What I love about Sciamma’s films is how clear her affection is for her characters, and her attention to their expressions is what drives this affection. So much of her filmography is devoted somewhat to ideas of loneliness or alienation, and through her slow camera movement and occasional lack of dialogue, it feels like she is simply sitting next to her characters, comforting them while they go through their hurt or confusion about who they are. While the intimacy and affection is still present in her writing alone in My Life as a Courgette, to me it's this directorial linger that is key to capturing the nuances of expression that give away so much of her characters. In Tomboy, almost all of the film is spent closely with her main character, and it really feels as if Sciamma is so eager not to miss a single expression or emotion that she doesn’t dare let her out of the camera’s sight.
I feel it is in her first three films (Water Lilies, Tomboy, Girlhood), or what she calls her “accidental trilogy of youth”, that her admiration for these young characters is most prominent. As Roger Ebert said, “movies are like a machine for generating empathy”, and never is this more true than with these three films. She is able to pass on her admiration and empathy to the audience so vividly through the way she looks at her characters, in a way that makes you feel total sympathy for them even if you have no personal experience of their situation. These three films to me have some of the same sensibilities as something like a recent Sean Baker film (Tangerine, The Florida Project), in that there always seems a complete lack of judgement from the filmmaker, and nothing but genuine fondness for their characters. The sparsity of the editing in Girlhood, for example, is Sciamma’s way of encouraging the viewer to take note of the complexity of the protagonist’s facial expressions, and remove snap judgements.

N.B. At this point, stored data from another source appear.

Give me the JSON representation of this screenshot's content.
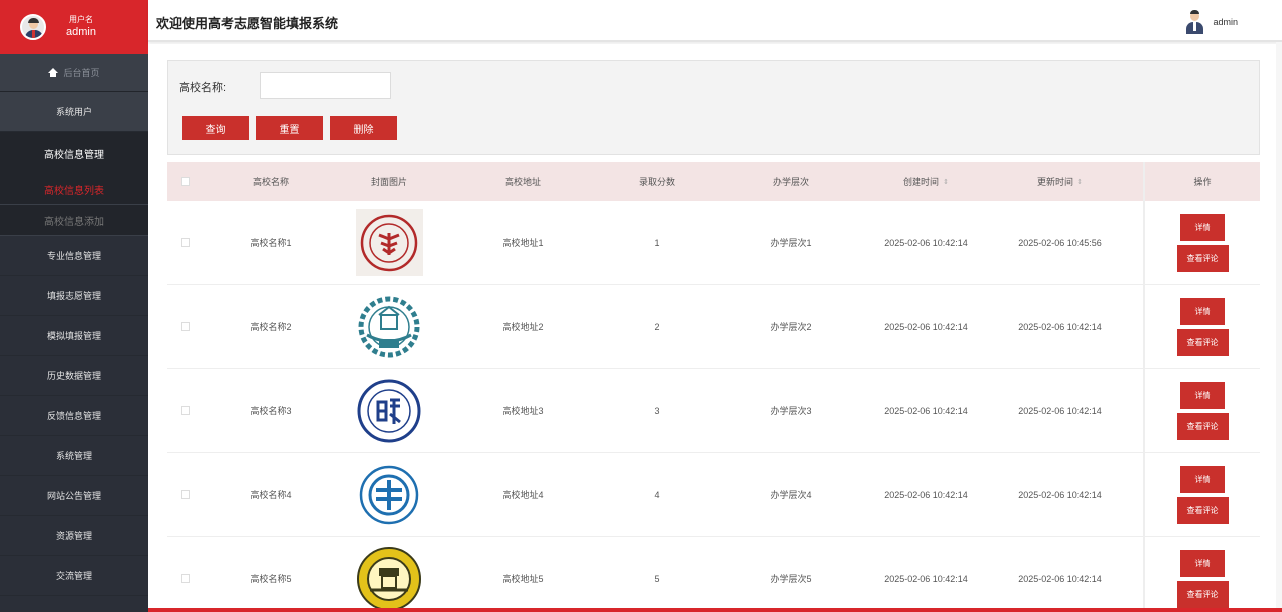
{
  "sidebar": {
    "user_label": "用户名",
    "user_name": "admin",
    "home": "后台首页",
    "items": [
      {
        "label": "系统用户"
      },
      {
        "label": "高校信息管理"
      },
      {
        "label": "专业信息管理"
      },
      {
        "label": "填报志愿管理"
      },
      {
        "label": "模拟填报管理"
      },
      {
        "label": "历史数据管理"
      },
      {
        "label": "反馈信息管理"
      },
      {
        "label": "系统管理"
      },
      {
        "label": "网站公告管理"
      },
      {
        "label": "资源管理"
      },
      {
        "label": "交流管理"
      }
    ],
    "sub_items": [
      {
        "label": "高校信息列表"
      },
      {
        "label": "高校信息添加"
      }
    ]
  },
  "topbar": {
    "title": "欢迎使用高考志愿智能填报系统",
    "user": "admin"
  },
  "search": {
    "label": "高校名称:",
    "value": "",
    "buttons": {
      "query": "查询",
      "reset": "重置",
      "delete": "删除"
    }
  },
  "table": {
    "headers": {
      "name": "高校名称",
      "cover": "封面图片",
      "address": "高校地址",
      "score": "录取分数",
      "level": "办学层次",
      "created": "创建时间",
      "updated": "更新时间",
      "ops": "操作"
    },
    "sort_glyph": "⇕",
    "rows": [
      {
        "name": "高校名称1",
        "address": "高校地址1",
        "score": "1",
        "level": "办学层次1",
        "created": "2025-02-06 10:42:14",
        "updated": "2025-02-06 10:45:56",
        "logo": "peking-logo"
      },
      {
        "name": "高校名称2",
        "address": "高校地址2",
        "score": "2",
        "level": "办学层次2",
        "created": "2025-02-06 10:42:14",
        "updated": "2025-02-06 10:42:14",
        "logo": "hit-logo"
      },
      {
        "name": "高校名称3",
        "address": "高校地址3",
        "score": "3",
        "level": "办学层次3",
        "created": "2025-02-06 10:42:14",
        "updated": "2025-02-06 10:42:14",
        "logo": "fudan-logo"
      },
      {
        "name": "高校名称4",
        "address": "高校地址4",
        "score": "4",
        "level": "办学层次4",
        "created": "2025-02-06 10:42:14",
        "updated": "2025-02-06 10:42:14",
        "logo": "dalian-logo"
      },
      {
        "name": "高校名称5",
        "address": "高校地址5",
        "score": "5",
        "level": "办学层次5",
        "created": "2025-02-06 10:42:14",
        "updated": "2025-02-06 10:42:14",
        "logo": "southeast-logo"
      }
    ],
    "row_buttons": {
      "detail": "详情",
      "comments": "查看评论"
    }
  },
  "colors": {
    "accent": "#d8262b",
    "button": "#c9302c",
    "sidebar": "#2b2f38",
    "table_header": "#f3e4e4"
  }
}
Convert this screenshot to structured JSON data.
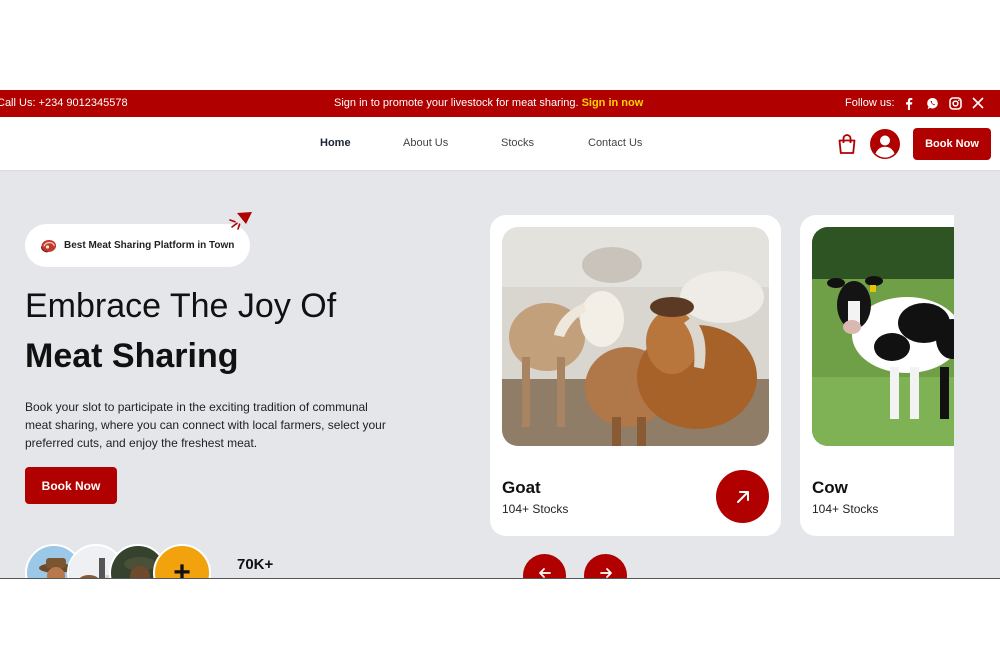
{
  "topbar": {
    "call_text": "Call Us: +234 9012345578",
    "promo_text": "Sign in to promote your livestock for meat sharing.",
    "promo_link": "Sign in now",
    "follow_label": "Follow us:",
    "social_icons": [
      "facebook-icon",
      "whatsapp-icon",
      "instagram-icon",
      "x-icon"
    ]
  },
  "nav": {
    "links": [
      "Home",
      "About Us",
      "Stocks",
      "Contact Us"
    ],
    "active": "Home",
    "book_label": "Book Now"
  },
  "hero": {
    "badge": "Best Meat Sharing Platform in Town",
    "title_line1": "Embrace The Joy Of",
    "title_line2": "Meat Sharing",
    "description": "Book your slot to participate in the exciting tradition of communal meat sharing, where you can connect with local farmers, select your preferred cuts, and enjoy the freshest meat.",
    "book_label": "Book Now",
    "stat": "70K+",
    "plus": "+"
  },
  "cards": [
    {
      "name": "Goat",
      "stocks": "104+ Stocks"
    },
    {
      "name": "Cow",
      "stocks": "104+ Stocks"
    }
  ],
  "colors": {
    "brand": "#b00000",
    "highlight": "#ffd400",
    "background": "#e5e6ea",
    "plus_circle": "#f2a20c"
  }
}
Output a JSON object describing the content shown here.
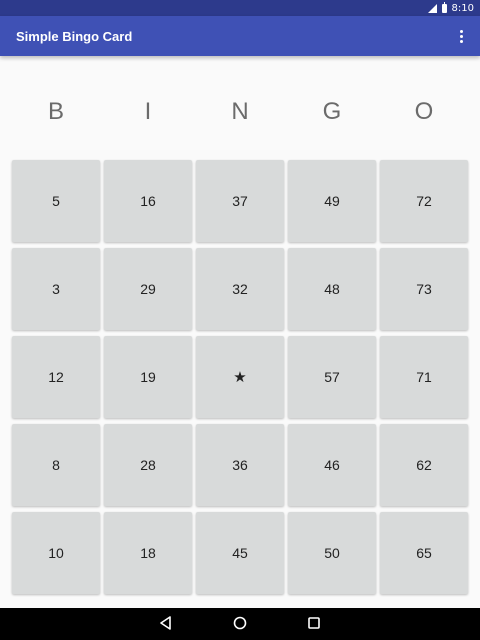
{
  "status_bar": {
    "time": "8:10"
  },
  "app_bar": {
    "title": "Simple Bingo Card",
    "overflow_icon": "more-vert-icon"
  },
  "header": {
    "letters": [
      "B",
      "I",
      "N",
      "G",
      "O"
    ]
  },
  "card": {
    "rows": [
      [
        "5",
        "16",
        "37",
        "49",
        "72"
      ],
      [
        "3",
        "29",
        "32",
        "48",
        "73"
      ],
      [
        "12",
        "19",
        "★",
        "57",
        "71"
      ],
      [
        "8",
        "28",
        "36",
        "46",
        "62"
      ],
      [
        "10",
        "18",
        "45",
        "50",
        "65"
      ]
    ]
  },
  "nav_bar": {
    "icons": [
      "back-icon",
      "home-icon",
      "recents-icon"
    ]
  },
  "colors": {
    "status_bar": "#2d3a8c",
    "app_bar": "#3f51b5",
    "cell_bg": "#d8dada",
    "letter": "#6b6b6b",
    "background": "#fafafa"
  }
}
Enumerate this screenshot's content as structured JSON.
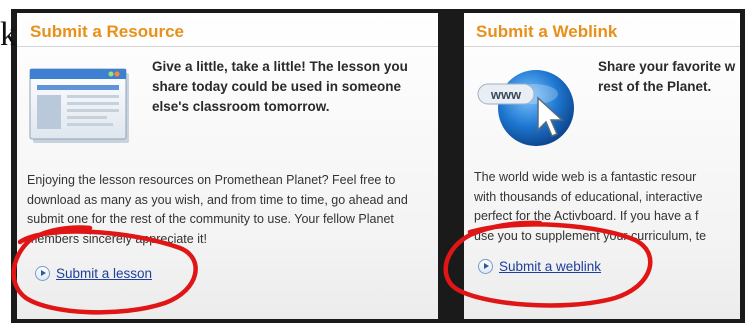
{
  "outside_text": "k'",
  "resource_panel": {
    "title": "Submit a Resource",
    "intro": "Give a little, take a little! The lesson you share today could be used in someone else's classroom tomorrow.",
    "body": "Enjoying the lesson resources on Promethean Planet? Feel free to download as many as you wish, and from time to time, go ahead and submit one for the rest of the community to use. Your fellow Planet members sincerely appreciate it!",
    "link_label": "Submit a lesson",
    "icon": "web-page-document-icon"
  },
  "weblink_panel": {
    "title": "Submit a Weblink",
    "intro_lines": [
      "Share your favorite w",
      "rest of the Planet."
    ],
    "body_lines": [
      "The world wide web is a fantastic resour",
      "with thousands of educational, interactive",
      "perfect for the Activboard. If you have a f",
      "use you to supplement your curriculum, te"
    ],
    "link_label": "Submit a weblink",
    "icon": "www-globe-cursor-icon",
    "icon_text": "www"
  },
  "colors": {
    "title_orange": "#e8901a",
    "link_blue": "#1e3f9c",
    "annotation_red": "#e01515",
    "frame": "#1a1a1a"
  }
}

It seems fitting therefore that the potency of the gaze Sciamma’s developed in her earlier films should come to a romantic crescendo in Portrait of a Lady on Fire. The beauty of the film stems from Sciamma’s now perfectly controlled gaze over these characters, and the love story burns perfectly due to her cultured understanding and trust in how much power a glance can hold when it comes to romance. She isn’t afraid to embrace this aspect of the film, explaining that when it came to Noémie Merlant watching the actual artist on set before imitating her for filming, it wasn’t her hand movements she was focused on replicating, but her gaze and the way she looked at the model and the canvas. Sciamma also stated they chose to shoot the film in extremely high quality digital 7k because the relationship was “about the rush of blood” and she felt it important to see this visually. She also gifts this attention to detail to the two characters in the film, dedicating a sequence to a back and forth of them relaying small details they’ve observed about each other, such as, “when you’re troubled, you breathe through your mouth”. This scene encapsulates perfectly the power of a look that Sciamma believes in and the romance that she is able to find in a gaze.
It’s this knowledge of how telling a small look or expression can be that makes Portrait of a Lady on Fire a genuine masterpiece in my opinion, and it's her masterful control over a gaze that makes Céline Sciamma one of the finest filmmakers working today.